Melting Finnish ice cave bodes ill for climate change

sunIn an alarming sign that global warming is an immediate and present reality, an ancient ice cave located at Lake Inari has melted this year for the first time in living memory. The cave, located on Finland’s island of Korkia-Maura has been a traditional Saami site for the summer storage of food such as fish and game for generations.

The Helsingin Sanomat newspaper has reported, however, that the ice cave has now melted into a pool of water. Finnish geologist Aimo Kejonen from the Geological Survey of Finland has been studying the ice cave for 20 years, and puts the blame for the surprise melt-off squarely on global warming.

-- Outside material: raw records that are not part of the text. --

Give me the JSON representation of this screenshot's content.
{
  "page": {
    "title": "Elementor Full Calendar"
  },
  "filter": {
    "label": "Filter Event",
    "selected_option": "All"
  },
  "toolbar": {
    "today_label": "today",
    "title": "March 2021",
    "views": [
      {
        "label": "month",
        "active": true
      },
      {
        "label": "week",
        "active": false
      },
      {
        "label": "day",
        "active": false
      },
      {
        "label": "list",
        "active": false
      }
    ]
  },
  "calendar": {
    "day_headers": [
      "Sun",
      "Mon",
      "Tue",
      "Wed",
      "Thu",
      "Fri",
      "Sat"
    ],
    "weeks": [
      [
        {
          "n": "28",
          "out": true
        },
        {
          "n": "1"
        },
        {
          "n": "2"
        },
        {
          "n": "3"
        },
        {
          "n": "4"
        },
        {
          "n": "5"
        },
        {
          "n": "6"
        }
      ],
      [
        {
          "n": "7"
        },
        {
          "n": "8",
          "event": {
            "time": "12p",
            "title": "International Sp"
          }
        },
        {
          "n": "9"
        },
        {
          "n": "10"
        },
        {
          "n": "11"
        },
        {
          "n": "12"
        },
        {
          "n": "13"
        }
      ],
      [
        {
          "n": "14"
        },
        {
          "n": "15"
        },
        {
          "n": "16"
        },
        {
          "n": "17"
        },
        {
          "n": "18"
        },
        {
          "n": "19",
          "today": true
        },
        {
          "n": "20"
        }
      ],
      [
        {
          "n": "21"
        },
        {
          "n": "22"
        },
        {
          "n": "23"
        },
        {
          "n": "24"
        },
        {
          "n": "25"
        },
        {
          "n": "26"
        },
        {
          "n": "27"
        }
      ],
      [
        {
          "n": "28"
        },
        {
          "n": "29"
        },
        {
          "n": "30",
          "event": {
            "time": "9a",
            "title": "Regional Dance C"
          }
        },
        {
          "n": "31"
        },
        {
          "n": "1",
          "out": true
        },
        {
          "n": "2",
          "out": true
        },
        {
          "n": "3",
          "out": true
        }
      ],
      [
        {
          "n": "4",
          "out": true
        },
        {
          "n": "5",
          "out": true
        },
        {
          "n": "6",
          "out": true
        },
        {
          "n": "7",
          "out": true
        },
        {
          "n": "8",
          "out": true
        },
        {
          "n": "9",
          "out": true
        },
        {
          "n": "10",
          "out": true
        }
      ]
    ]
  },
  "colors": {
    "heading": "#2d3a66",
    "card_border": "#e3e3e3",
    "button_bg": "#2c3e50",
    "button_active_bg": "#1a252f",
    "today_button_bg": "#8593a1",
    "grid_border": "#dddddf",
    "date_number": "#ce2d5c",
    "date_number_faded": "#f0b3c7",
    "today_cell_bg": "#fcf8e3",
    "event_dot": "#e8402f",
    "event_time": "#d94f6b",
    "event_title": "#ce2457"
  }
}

“As a consequence of global warming, the cold reserves formed over the winter are smaller than before. The freezing mark on the wall appears to have come lower over the past few years,” Kejonen remarked.

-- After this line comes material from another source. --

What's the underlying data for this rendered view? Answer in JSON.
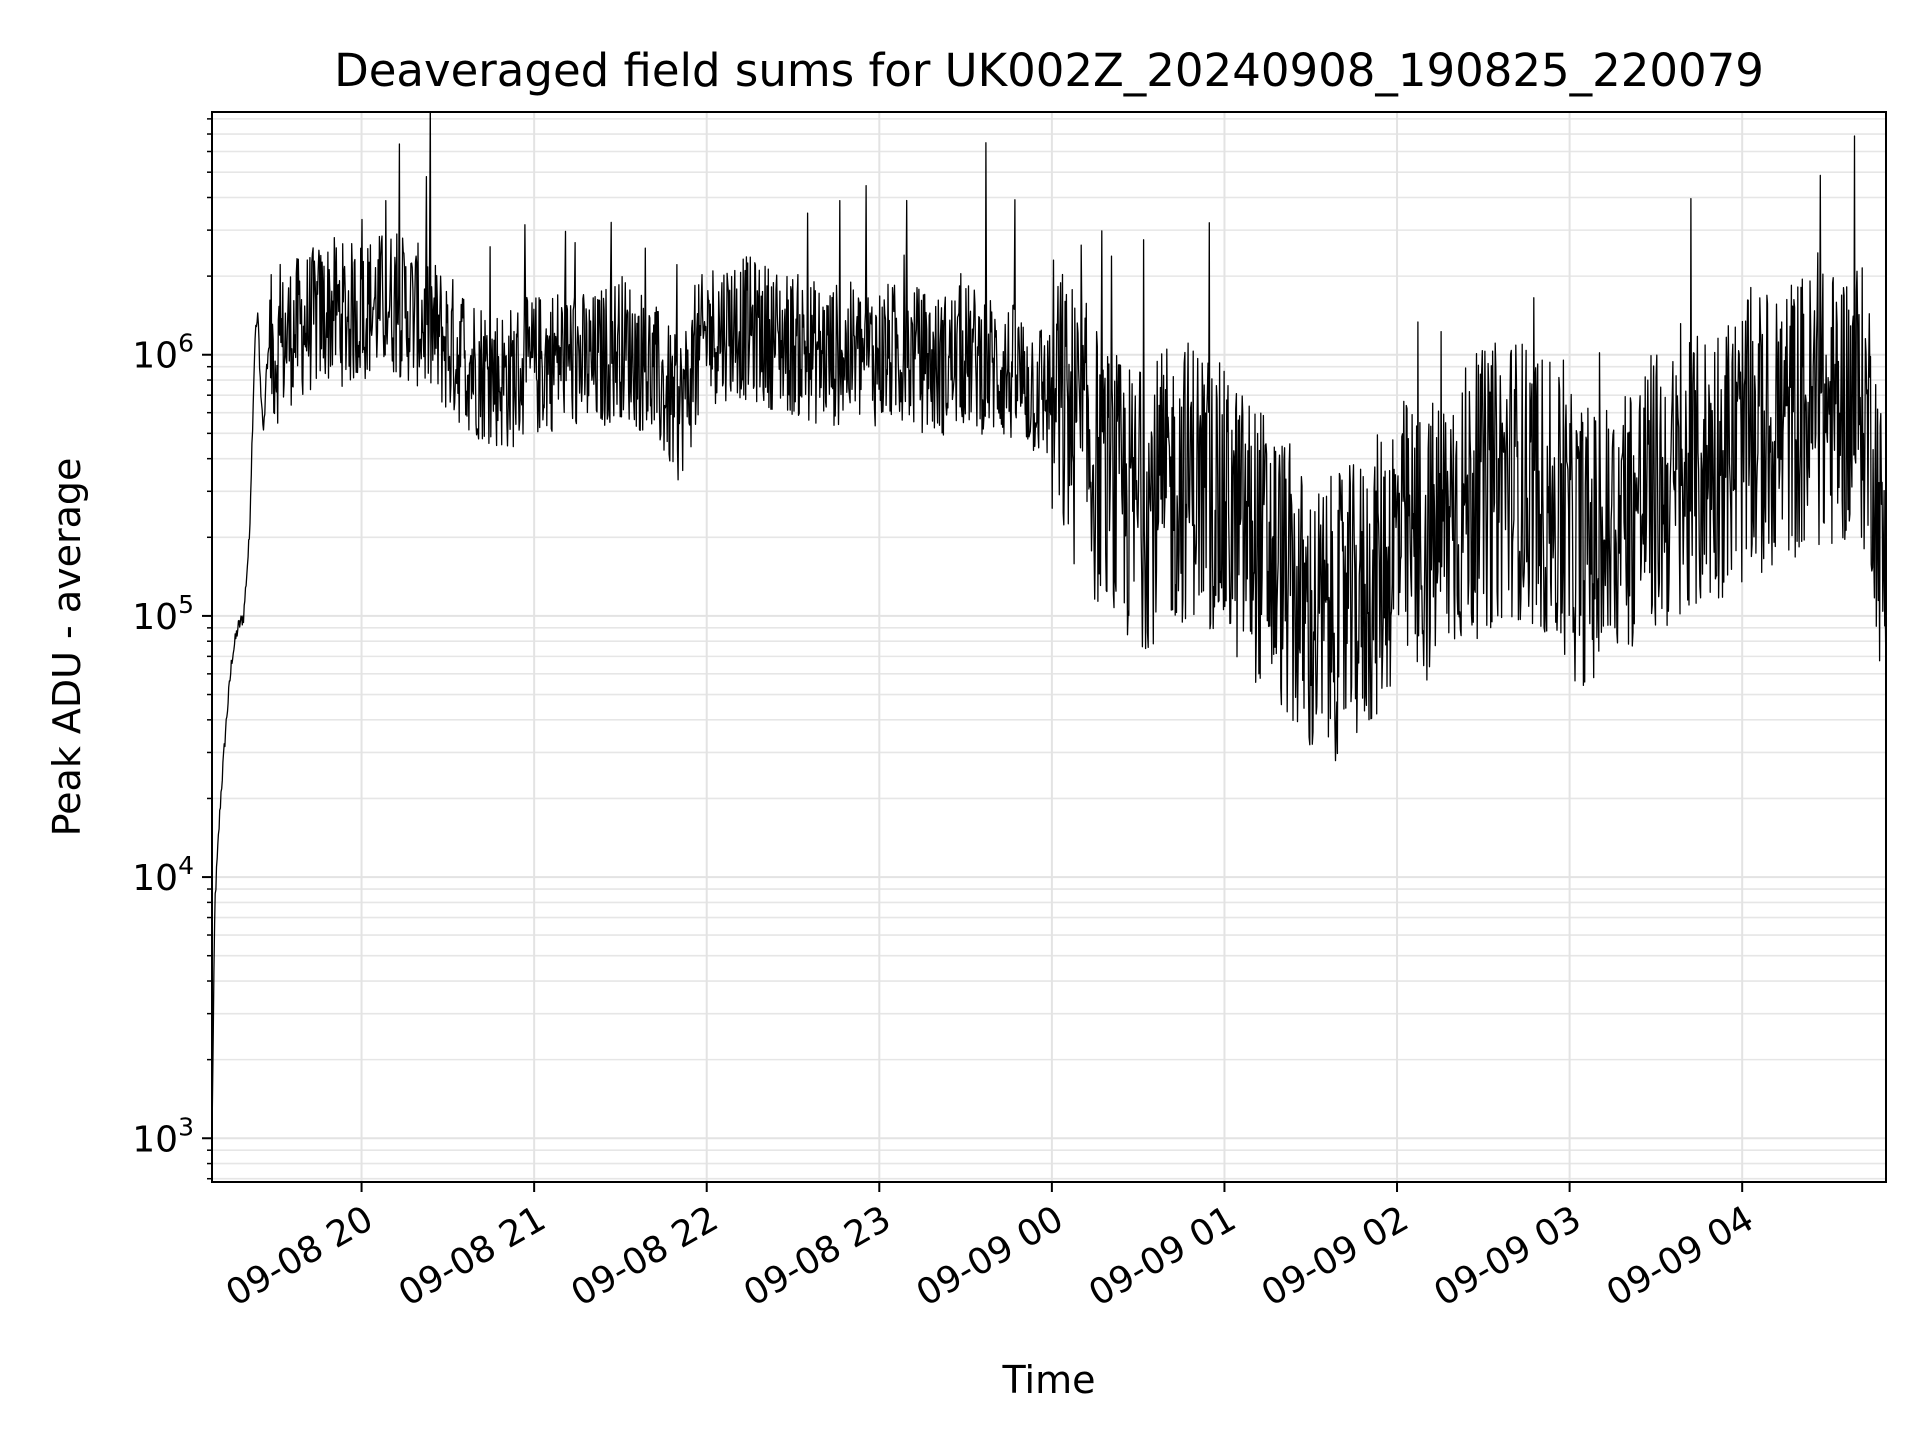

The ice cave first formed during the Little Ice Age around 1,000 years ago. The cave is about three metres high and 15 metres long, and usually contains an ice layer up to two metres thick on its walls. The indigenous Saami people have long used the cave to keep their meat fresh as the ice remained intact in the summer.

Kejonen told Helsingin Sanomat that although the water in the cave’s pool will probably freeze again over the winter, it will also most likely melt again next spring. “It may be that the ice in the cave will thaw every year from now on,” he speculated.